As a pipeline developer, I would like the plugin to retry an configurable amount of time before failing the pipeline
As a pipeline developer, I would like to be able to send basic auth credentials by providing a username and password in the config
As a pipeline developer, I would like to be able to send to http and https endpoints.

Plugin Type

BatchSink

Configurables

This section defines properties that are configurable for this plugin.

User Facing Name	Type	Description	Constraints	Macro Enabled?
URL	String	Required. The URL to post data to.		yes
Request Method	Select	The HTTP request method.	GET, POST, PUT, DELETE
Batch Size	String	The number of messages to batch before sending	> 0, default 1 (no batching)	yes
Format	Select	The format to send the message in. JSON will format the entire input record to json and send it as a payload. Form will convert the input message to a query string and send it in the payload. Custom will leverage the request body field to send.	JSON, Form, Custom
Request Body	String	Optional request body. Only required if Custom format is specified.		yes
Content Type	String	Used to specify the Content-Type header.		yes
Request Headers	KeyValue	An optional string of header values to send in each request where the keys and values are delimited by a colon (":") and each pair is delimited by a newline ("\n").		yes
Should Follow Redirects?	Select	Whether to automatically follow redirects. Defaults to true.	true,false
Number of Retries	Select	The number of times the request should be retried if the request fails. Defaults to 3.	0,1,2,3,4,5,6,7,8,9,10
Connect Timeout	String	The time in milliseconds to wait for a connection. Set to 0 for infinite. Defaults to 60000 (1 minute).
Read Timeout	String	The time in milliseconds to wait for a read. Set to 0 for infinite. Defaults to 60000 (1 minute).

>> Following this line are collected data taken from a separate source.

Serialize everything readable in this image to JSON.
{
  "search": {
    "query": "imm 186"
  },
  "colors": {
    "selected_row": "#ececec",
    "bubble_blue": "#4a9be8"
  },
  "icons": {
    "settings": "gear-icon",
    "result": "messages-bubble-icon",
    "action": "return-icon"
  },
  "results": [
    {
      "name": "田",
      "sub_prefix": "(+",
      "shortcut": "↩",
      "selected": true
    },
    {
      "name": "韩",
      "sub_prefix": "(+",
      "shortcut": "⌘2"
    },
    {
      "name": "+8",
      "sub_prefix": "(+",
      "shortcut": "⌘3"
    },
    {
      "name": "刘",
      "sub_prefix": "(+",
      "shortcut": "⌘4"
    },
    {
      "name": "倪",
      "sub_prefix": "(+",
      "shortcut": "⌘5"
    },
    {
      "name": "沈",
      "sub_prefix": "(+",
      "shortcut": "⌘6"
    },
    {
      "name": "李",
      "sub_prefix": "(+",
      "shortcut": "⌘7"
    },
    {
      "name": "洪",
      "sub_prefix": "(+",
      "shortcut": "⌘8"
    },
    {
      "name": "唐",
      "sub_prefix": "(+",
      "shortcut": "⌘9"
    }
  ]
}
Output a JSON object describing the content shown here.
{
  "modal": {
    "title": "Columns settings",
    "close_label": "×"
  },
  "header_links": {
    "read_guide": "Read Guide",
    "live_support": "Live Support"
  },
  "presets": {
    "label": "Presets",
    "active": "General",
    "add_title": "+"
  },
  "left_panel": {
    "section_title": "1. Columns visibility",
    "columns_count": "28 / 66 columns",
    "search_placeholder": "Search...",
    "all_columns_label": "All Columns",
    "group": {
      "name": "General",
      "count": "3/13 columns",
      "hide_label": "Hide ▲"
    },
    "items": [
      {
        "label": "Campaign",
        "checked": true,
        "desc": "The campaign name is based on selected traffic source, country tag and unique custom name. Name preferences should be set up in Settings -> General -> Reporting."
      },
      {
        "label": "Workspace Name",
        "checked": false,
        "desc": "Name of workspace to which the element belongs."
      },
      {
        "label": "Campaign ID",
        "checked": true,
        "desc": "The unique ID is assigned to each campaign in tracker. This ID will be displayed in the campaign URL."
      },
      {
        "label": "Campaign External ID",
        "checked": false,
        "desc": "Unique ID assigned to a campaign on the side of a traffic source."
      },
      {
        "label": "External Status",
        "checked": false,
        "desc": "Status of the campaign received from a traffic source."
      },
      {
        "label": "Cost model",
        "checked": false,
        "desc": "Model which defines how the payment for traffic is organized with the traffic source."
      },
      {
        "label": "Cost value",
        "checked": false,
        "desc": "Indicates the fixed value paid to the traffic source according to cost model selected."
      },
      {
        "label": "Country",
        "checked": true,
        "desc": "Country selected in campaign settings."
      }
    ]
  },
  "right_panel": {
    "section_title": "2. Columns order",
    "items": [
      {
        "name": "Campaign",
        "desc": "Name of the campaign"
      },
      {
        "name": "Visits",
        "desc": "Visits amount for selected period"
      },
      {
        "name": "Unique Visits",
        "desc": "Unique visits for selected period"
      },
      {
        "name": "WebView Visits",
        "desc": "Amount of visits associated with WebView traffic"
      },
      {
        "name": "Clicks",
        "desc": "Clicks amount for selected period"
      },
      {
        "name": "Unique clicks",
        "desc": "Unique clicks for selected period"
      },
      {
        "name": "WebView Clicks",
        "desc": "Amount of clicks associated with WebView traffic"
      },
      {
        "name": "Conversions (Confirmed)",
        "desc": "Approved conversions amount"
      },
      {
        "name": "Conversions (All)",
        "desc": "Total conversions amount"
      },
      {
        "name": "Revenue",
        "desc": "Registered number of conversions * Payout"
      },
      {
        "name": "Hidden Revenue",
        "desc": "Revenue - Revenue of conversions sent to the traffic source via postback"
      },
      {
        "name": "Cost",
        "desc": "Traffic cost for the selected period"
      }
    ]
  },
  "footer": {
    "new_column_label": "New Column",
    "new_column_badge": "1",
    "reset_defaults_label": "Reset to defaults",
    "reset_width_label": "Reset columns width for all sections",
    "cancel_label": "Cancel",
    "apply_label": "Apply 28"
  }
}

Design / Implementation Tips

Please use HTTPPoller and HTTPCallback in Hydrator plugins as a reference.
If a user selects json, the content-type header should be set to application/json. Form should be set to application/x-www-form-urlencoded.
When formatting the message as a query string, don't forget to urlencode the values
We will need to define some sort of macro language so that the user can leverage message fields in their post payload. For example, i might define my payload as \{ "messageType" : "update", "name" : "%{firstName}" \} where %{firstName} will be substituted for the value that is in firstName in the incoming message.
For Batching, each message will be sent separated by a newline (\n) character

Design

{
    "name": "HTTP Sink",
      "plugin": {
        "name": "HTTP",
        "type": "batchsink",
        "label": "HTTP Sink",
        "artifact": {
          "name": "http-sink-plugin",
          "version": "1.6.0",
          "scope": "SYSTEM"
      },
      "properties": {
		  "referenceName": "HTTP Sink Plugin",
          "url": "http://example.com/data",
          "method": "POST",
		  "batchSize": "1",
          "messageFormat": "JSON",
          "body": "{"text" : "Hello Slack"}",
		  "delimiterForMessages": "\n",
		  "chatset": "UTF-8",
          "followRedirects": "true",
          "disableSSLValidation": "true",
          "numRetries": 3,
          "connectTimeout": 60000,
          "readTimeout": 60000,
		  "failOnNon200Response": "true"
      }
}

Approach(s)

1.JSON would be default message format.

2.If batchsize > 1, delimiterForMessages would be used to create batch message.

3.If header doesnot contain "Content-Type",then the value would be set as per the message format configured.

4.In case user wants to have Custom message and want to use some of the input record fields as variables to build the message,then user needs to put the variable in the message having # as prefix so that the same would be replaced by the value from the input record.

5.Multiple messages built for batch would be sent as a single payload to the http end point for every batch http execution.

Properties

url: The URL to post data to.
method: The HTTP request method. Defaults to POST.
bathSize: Batch size. Defaults to 1.
delimiterForMessages: Delimiter for messages in case of batching > 1. Defaults to "\n".
messageFormat: Format to send messsage in. Defaults to JSON.
body: Custom message.
requestHeaders: An optional string of header values to send in each request where the keys and values are
delimited by a colon (":") and each pair is delimited by a newline ("\n").
charset: Charset. Defaults to UTF-8.
followRedirects: Whether to automatically follow redirects. Defaults to true.
disableSSLValidation: If user enables SSL validation, they will be expected to add the certificate to the trustStore on each machine. Defaults to true.
numRetries: The number of times the request should be retried if the request fails. Defaults to 3.
connectTimeout: The time in milliseconds to wait for a connection. Set to 0 for infinite. Defaults to 60000 (1 minute).
readTimeout: The time in milliseconds to wait for a read. Set to 0 for infinite. Defaults to 60000 (1 minute).

failOnNon200Response: Whether to fail the pipeline on non-200 response from the http end point. Defaults to true.

NFR

1.If user enables SSL validation, they will be expected to add the certificate to the truststore of each machine.

Limitation(s)

Future Work

Some future work – HYDRATOR-99999
Another future work – HYDRATOR-99999

Test Case(s)

1.Send slack message with Custom format
2.Send slack message with JSON format
3.Batch(1*10000) put request
4.Batch(2*5000) put request
5.Post custom message
6.Put form batch message
7.Non-200 response